Author Wendell Berry Featured at ‘Keeping the Land & People Together’ June 29 in St. Paul
CONTACT: Brian DeVore, LSP, 612-722-6377
5/29/07
SAINT PAUL, Minn. — Farmer/author Wendell Berry will be featured during "Keeping the Land and People Together" at the College of St. Catherine in Saint Paul Friday, June 29. This evening of readings and discussion, which is being held to launch the Land Stewardship Project’s (LSP) 25th Anniversary, will also include Minnesota authors Mary Rose O'Reilley and Joe Paddock. The event begins at 7 p.m. and will be hosted by LSP co-founder Ron Kroese. A reception and refreshments featuring local food will follow. Seating is limited. Tickets are $25 and must be purchased ahead of time by calling 651-653-0618 or e-mailing lspwbl@landstewardshipproject.org.
Wendell Berry is an essayist, novelist and poet who farms in Henry County, Ky. Berry’s “eloquent essays on honoring and working the land have been a vital force in the modern agrarian movement,” wrote New York Times reviewer Roy Hoffman in January. His landmark critique of industrial agriculture, the Unsettling of America: Culture & Agriculture, is still as relevant and powerful today as when it was first published three decades ago. Berry is a regular contributor to Orion magazine. His latest book, Andy Catlett: Early Travels: A Novel, was published in 2006.
Mary Rose O'Reilley, a graduate of the College of St. Catherine and professor of English at the University of St. Thomas, is the author of The Love of Impermanent Things: A Threshold Economy and The Barn at the End of the World: The Apprenticeship of a Quaker, Buddhist Shepherd, among other books. O’Reilley has received numerous honors for her work, including the Walt Whitman Award for her first book-length collection of poems, Half Wild. She has also been a finalist for the Minnesota Book Awards.
Joe Paddock is a poet, oral historian and environmental writer who lives with his wife Nancy, also a writer and poet, in Litchfield, Minn. He is the author of an acclaimed biography, Keeper of the Wild: The Life of Ernest Oberholtzer. He also co-authored with Nancy Paddock and Carol Bly Soil and Survival, an LSP publication. His latest book of poems, A Sort of Honey, was published earlier this year. Paddock has been a finalist for the Minnesota Book Awards.
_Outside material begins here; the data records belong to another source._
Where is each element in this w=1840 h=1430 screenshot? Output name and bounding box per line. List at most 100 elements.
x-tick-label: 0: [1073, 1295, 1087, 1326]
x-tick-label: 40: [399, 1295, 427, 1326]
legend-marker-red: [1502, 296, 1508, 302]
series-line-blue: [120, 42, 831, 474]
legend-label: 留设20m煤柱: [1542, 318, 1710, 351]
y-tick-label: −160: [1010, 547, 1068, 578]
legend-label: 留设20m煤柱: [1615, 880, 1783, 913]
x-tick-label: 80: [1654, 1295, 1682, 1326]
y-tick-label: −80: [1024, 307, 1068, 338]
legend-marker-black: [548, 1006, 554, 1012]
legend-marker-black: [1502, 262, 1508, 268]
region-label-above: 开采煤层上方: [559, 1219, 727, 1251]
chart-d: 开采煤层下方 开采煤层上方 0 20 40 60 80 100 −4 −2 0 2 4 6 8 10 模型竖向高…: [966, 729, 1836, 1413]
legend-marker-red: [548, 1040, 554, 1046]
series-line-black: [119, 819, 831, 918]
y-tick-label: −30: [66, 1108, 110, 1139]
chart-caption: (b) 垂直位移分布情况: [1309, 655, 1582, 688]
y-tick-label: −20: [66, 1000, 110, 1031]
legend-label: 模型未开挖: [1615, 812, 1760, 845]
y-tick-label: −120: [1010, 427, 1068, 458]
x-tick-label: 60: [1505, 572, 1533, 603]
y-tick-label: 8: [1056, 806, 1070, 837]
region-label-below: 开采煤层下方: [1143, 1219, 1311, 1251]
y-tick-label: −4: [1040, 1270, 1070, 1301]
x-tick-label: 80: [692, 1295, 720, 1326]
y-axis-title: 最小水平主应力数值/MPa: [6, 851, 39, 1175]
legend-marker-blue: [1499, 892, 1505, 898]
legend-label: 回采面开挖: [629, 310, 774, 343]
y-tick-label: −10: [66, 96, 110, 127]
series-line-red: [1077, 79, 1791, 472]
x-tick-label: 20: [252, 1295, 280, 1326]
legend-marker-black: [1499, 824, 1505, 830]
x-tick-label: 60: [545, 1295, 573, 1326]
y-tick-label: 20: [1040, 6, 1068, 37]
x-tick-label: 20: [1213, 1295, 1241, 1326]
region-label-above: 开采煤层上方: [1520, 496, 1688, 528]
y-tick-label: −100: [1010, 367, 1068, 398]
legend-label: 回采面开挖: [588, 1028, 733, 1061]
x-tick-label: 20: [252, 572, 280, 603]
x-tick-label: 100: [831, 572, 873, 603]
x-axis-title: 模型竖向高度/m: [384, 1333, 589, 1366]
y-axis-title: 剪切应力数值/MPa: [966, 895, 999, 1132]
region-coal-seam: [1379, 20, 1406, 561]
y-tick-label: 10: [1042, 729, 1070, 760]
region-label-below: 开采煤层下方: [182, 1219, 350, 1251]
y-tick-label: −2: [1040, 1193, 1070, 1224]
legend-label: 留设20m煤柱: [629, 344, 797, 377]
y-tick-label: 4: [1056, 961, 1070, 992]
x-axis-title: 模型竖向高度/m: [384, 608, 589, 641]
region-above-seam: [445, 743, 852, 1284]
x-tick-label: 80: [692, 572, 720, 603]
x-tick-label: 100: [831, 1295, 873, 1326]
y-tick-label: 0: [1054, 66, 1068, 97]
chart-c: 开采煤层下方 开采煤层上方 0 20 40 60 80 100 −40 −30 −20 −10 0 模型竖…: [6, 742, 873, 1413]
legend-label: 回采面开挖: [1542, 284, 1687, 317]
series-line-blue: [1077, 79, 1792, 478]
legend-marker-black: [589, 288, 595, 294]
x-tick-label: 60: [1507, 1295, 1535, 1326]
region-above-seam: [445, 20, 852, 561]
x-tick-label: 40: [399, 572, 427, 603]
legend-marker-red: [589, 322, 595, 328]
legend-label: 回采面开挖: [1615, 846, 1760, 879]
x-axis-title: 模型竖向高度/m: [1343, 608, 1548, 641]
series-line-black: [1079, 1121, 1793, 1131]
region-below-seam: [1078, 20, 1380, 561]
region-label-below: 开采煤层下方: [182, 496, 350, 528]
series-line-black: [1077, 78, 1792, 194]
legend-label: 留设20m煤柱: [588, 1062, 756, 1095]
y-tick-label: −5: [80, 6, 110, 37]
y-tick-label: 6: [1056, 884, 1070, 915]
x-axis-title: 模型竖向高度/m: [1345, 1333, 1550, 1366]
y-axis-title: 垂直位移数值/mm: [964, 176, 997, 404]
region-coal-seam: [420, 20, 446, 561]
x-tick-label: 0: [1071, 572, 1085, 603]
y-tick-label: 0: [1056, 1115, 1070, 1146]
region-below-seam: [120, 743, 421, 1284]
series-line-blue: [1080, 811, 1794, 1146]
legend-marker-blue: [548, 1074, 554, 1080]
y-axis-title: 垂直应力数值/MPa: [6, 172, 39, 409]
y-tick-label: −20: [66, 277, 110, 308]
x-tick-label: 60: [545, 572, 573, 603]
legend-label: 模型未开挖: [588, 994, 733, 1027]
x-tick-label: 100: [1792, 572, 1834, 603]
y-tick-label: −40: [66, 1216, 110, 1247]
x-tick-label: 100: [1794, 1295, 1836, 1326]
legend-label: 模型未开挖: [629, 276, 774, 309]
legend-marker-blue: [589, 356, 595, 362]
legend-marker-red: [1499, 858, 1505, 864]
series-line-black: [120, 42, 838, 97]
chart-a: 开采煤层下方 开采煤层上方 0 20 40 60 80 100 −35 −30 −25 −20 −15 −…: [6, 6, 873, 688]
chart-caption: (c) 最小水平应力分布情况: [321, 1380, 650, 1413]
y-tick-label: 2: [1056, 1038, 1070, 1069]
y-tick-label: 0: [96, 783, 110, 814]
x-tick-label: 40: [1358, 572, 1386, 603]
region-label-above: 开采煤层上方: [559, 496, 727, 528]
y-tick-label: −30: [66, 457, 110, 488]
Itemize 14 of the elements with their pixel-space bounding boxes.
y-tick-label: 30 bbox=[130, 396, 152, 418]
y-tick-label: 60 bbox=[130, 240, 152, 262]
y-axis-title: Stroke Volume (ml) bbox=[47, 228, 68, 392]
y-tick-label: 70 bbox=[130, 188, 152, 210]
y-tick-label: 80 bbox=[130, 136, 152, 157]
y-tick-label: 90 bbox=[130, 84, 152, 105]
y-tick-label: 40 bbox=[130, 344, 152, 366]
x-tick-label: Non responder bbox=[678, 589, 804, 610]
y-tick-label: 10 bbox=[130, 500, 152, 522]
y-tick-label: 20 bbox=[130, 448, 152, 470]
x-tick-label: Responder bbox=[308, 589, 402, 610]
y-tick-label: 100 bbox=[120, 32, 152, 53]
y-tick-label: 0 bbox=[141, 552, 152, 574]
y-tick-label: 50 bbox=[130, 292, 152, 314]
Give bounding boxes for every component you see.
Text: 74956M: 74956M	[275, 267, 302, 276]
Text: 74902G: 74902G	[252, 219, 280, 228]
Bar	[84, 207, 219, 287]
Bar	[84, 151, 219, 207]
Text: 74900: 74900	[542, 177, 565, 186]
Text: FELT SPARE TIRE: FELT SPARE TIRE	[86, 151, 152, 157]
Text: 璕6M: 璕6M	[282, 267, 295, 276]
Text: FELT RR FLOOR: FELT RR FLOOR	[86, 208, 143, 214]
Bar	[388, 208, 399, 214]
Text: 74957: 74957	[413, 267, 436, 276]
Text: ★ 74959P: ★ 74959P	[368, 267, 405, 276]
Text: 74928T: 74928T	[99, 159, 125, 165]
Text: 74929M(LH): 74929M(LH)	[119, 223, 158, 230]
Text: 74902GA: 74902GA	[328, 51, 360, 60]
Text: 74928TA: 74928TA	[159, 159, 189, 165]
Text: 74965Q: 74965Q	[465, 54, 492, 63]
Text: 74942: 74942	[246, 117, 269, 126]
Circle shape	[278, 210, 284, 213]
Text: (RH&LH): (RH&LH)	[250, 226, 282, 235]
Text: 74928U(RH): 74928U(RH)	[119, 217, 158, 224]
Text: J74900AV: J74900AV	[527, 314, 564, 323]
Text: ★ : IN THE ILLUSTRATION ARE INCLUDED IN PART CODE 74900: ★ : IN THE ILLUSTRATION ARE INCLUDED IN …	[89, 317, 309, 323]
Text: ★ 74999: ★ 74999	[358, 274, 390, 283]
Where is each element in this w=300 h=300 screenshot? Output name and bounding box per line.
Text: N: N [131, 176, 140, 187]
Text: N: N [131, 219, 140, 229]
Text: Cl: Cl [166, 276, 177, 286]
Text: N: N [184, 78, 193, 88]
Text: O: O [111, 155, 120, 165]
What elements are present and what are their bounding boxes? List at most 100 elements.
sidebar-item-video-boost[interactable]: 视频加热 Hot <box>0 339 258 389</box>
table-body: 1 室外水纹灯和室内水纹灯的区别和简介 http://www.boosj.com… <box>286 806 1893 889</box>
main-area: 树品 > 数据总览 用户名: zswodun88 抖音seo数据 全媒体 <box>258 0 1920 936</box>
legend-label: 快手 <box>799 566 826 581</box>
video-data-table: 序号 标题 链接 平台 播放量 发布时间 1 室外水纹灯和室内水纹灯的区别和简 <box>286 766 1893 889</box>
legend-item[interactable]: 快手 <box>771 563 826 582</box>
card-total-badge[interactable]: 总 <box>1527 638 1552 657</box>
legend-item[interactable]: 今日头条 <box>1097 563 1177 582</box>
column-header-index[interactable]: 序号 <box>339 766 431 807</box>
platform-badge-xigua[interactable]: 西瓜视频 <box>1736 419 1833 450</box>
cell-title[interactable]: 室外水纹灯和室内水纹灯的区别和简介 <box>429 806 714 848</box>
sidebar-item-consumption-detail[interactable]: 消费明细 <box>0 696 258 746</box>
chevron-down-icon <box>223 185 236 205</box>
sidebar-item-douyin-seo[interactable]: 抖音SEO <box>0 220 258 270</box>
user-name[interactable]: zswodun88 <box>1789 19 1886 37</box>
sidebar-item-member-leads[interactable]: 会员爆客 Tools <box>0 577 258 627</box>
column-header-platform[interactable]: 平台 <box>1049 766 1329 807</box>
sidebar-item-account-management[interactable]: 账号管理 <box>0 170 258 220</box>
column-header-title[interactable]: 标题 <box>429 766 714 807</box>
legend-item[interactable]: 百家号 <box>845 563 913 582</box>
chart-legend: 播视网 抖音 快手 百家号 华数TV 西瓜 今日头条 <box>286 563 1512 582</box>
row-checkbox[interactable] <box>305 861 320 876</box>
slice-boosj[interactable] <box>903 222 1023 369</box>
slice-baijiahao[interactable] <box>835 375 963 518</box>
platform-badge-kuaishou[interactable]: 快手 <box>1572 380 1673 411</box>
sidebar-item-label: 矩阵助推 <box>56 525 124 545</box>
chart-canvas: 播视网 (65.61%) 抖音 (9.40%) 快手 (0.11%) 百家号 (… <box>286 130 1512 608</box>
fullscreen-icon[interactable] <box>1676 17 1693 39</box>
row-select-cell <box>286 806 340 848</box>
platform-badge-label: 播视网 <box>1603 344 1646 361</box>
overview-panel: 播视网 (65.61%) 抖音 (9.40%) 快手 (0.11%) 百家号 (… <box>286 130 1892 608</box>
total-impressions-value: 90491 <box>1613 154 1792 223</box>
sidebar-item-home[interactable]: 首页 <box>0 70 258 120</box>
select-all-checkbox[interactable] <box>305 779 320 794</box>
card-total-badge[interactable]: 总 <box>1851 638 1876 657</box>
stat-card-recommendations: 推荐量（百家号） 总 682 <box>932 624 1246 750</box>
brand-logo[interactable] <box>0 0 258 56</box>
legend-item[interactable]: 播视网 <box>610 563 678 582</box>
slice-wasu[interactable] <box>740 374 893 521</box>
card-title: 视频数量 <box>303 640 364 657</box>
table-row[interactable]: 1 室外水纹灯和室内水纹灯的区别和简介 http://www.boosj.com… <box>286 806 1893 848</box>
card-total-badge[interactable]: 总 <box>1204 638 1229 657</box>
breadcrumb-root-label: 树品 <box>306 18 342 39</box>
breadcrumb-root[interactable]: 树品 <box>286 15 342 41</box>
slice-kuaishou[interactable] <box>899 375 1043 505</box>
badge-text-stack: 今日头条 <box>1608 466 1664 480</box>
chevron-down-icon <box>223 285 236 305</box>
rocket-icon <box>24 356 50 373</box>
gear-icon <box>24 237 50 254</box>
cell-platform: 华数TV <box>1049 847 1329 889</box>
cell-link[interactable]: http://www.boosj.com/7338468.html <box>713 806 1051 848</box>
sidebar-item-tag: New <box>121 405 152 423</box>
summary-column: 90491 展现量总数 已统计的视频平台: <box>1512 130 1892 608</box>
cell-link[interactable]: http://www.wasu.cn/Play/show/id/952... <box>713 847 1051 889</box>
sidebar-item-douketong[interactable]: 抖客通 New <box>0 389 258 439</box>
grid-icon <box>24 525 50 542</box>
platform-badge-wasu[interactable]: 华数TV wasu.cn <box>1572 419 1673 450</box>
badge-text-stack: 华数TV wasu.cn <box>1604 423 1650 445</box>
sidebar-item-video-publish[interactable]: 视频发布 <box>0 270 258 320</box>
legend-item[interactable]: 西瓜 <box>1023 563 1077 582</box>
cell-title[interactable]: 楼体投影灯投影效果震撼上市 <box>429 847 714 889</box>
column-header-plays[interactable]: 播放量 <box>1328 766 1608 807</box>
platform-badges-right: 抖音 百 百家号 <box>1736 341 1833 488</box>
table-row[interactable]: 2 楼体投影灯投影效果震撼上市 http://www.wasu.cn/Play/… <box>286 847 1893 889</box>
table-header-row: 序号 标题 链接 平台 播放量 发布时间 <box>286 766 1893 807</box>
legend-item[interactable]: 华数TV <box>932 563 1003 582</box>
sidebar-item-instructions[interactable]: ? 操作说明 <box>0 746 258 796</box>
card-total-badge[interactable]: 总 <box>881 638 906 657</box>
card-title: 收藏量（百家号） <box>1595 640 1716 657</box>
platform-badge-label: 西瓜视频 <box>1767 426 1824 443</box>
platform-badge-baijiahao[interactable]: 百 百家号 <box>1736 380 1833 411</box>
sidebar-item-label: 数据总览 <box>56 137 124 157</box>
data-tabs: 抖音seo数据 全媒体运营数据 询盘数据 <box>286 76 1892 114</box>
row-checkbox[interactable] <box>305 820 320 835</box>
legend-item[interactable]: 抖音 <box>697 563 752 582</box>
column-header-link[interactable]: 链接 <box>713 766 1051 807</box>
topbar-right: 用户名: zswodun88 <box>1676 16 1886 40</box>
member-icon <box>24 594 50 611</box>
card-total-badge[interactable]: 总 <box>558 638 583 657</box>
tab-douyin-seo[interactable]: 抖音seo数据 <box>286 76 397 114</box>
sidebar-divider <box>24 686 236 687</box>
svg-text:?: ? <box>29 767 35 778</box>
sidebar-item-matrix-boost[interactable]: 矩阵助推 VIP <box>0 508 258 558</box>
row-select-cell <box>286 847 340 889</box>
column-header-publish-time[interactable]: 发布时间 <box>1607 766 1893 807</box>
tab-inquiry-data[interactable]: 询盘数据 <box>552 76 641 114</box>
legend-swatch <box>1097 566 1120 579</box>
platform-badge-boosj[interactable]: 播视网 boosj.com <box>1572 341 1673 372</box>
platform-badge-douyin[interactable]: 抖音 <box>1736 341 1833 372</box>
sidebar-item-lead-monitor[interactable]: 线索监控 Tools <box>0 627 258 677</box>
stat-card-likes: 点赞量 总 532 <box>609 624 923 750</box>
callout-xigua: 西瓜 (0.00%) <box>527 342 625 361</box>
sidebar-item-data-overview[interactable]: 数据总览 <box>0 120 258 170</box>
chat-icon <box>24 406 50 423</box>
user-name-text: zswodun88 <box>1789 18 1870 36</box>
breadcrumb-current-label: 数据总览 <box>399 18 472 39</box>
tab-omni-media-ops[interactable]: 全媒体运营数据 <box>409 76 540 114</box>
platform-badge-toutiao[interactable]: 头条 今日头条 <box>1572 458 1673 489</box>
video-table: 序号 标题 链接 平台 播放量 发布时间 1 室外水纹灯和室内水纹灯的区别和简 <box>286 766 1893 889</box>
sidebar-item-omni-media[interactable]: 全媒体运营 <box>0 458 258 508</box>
LSP (www.landstewardshipproject.org) was launched in 1982 in Saint Paul as a nonprofit organization dedicated to advancing the ethic and practice of stewardship on America’s farms. From its inception, LSP has advanced practical solutions to achieving stewardship while building widespread public support for an agricultural system in which family farms, small towns and a healthy environment could thrive. LSP’s membership base of farmers and non-farmers is also working to advance social justice for people who produce food and care for the land.